The prompt field is optional. When omitted (or set to an empty string) the wrapper falls back to the native Promise.withResolvers and returns a resolved Promise without contacting the LLM. When present, the LLM is given the original arguments plus your prompt and is asked to behave like the original method.

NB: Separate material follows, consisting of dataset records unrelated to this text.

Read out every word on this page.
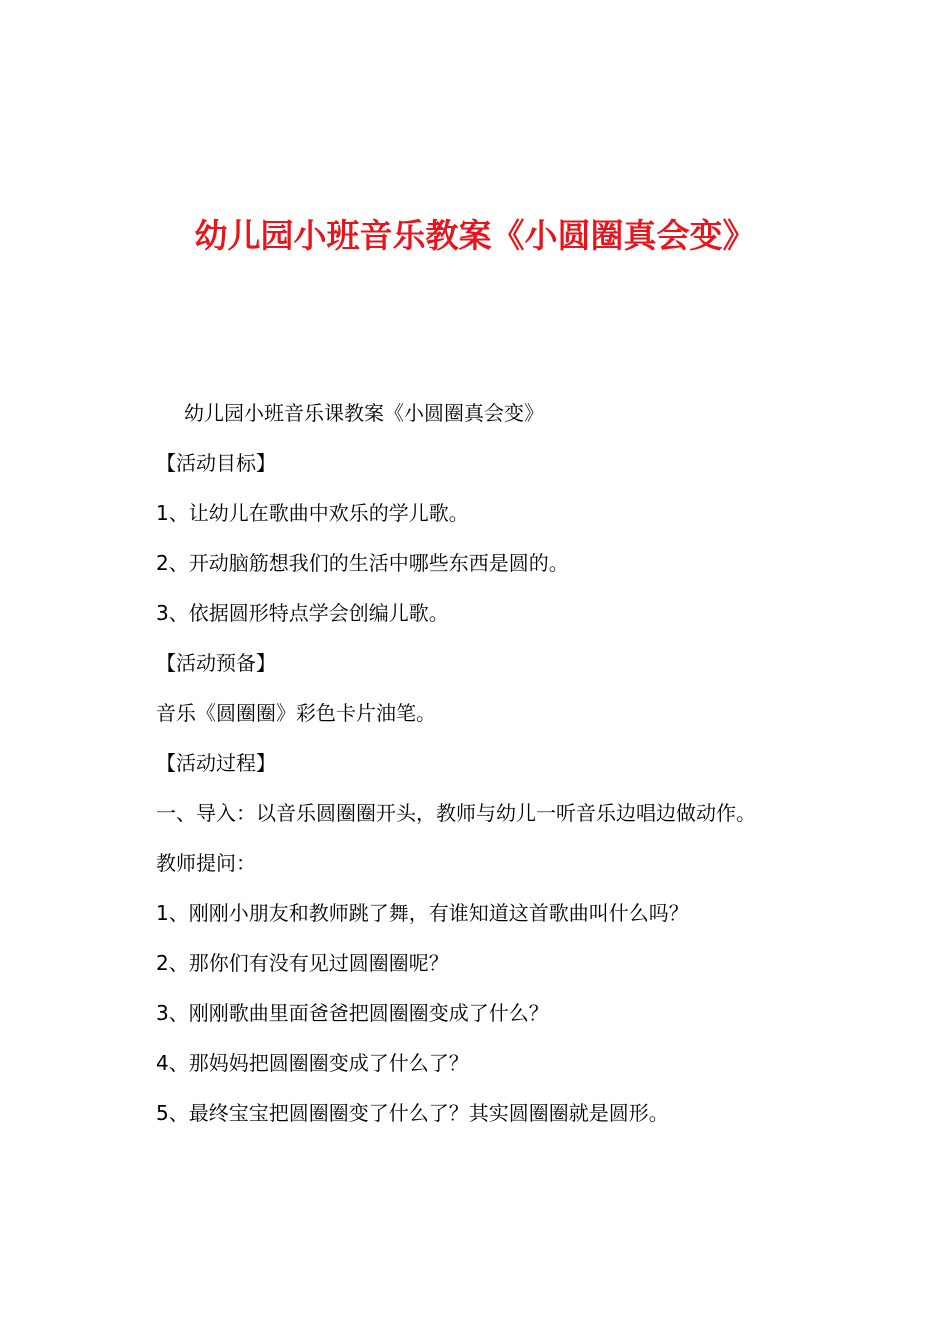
幼儿园小班音乐教案《小圆圈真会变》
幼儿园小班音乐课教案《小圆圈真会变》
【活动目标】
1、让幼儿在歌曲中欢乐的学儿歌。
2、开动脑筋想我们的生活中哪些东西是圆的。
3、依据圆形特点学会创编儿歌。
【活动预备】
音乐《圆圈圈》彩色卡片油笔。
【活动过程】
一、导入：以音乐圆圈圈开头，教师与幼儿一听音乐边唱边做动作。
教师提问：
1、刚刚小朋友和教师跳了舞，有谁知道这首歌曲叫什么吗？
2、那你们有没有见过圆圈圈呢？
3、刚刚歌曲里面爸爸把圆圈圈变成了什么？
4、那妈妈把圆圈圈变成了什么了？
5、最终宝宝把圆圈圈变了什么了？其实圆圈圈就是圆形。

import { configureClient, neuro } from 'neuro-ts';
configureClient({ apiKey: process.env.OPENAI_API_KEY });
// Deferred pattern without the boilerplate. Rest in peace, new Promise constructor body.
await neuro.promise.withResolvers({ prompt: 'return { promise, resolve, reject } so external code can settle the promise later - fifteen years of new Promise((res, rej) => {...}) finally put to rest' });

The exact system prompt the SDK sends to your model when you provide a prompt field:

Generated promptPromise.withResolvers
You are simulating the JavaScript built-in `Promise.withResolvers`.
## Original signature(s)
  Overload 1: () => PromiseWithResolvers<T>
## JSDoc
Creates a new Promise and returns it in an object, along with its resolve and reject functions.

## How to respond
- Behave EXACTLY as the original `withResolvers` would, but use the user's intent to choose any callback / comparator / transform logic that the original would normally accept as an argument.
- Strictly preserve the original return type and shape.
- Output ONLY the JSON-encoded return value of the function call.
- Do NOT include explanations, prose, comments, or markdown fences.
- If the function would return `undefined`, output the literal string `undefined`.
- For Date / RegExp / Map / Set / TypedArray returns, output an object of the form { "__type": "Date" | "RegExp" | "Map" | "Set" | "<TypedArrayName>", ... } so the SDK can rehydrate it.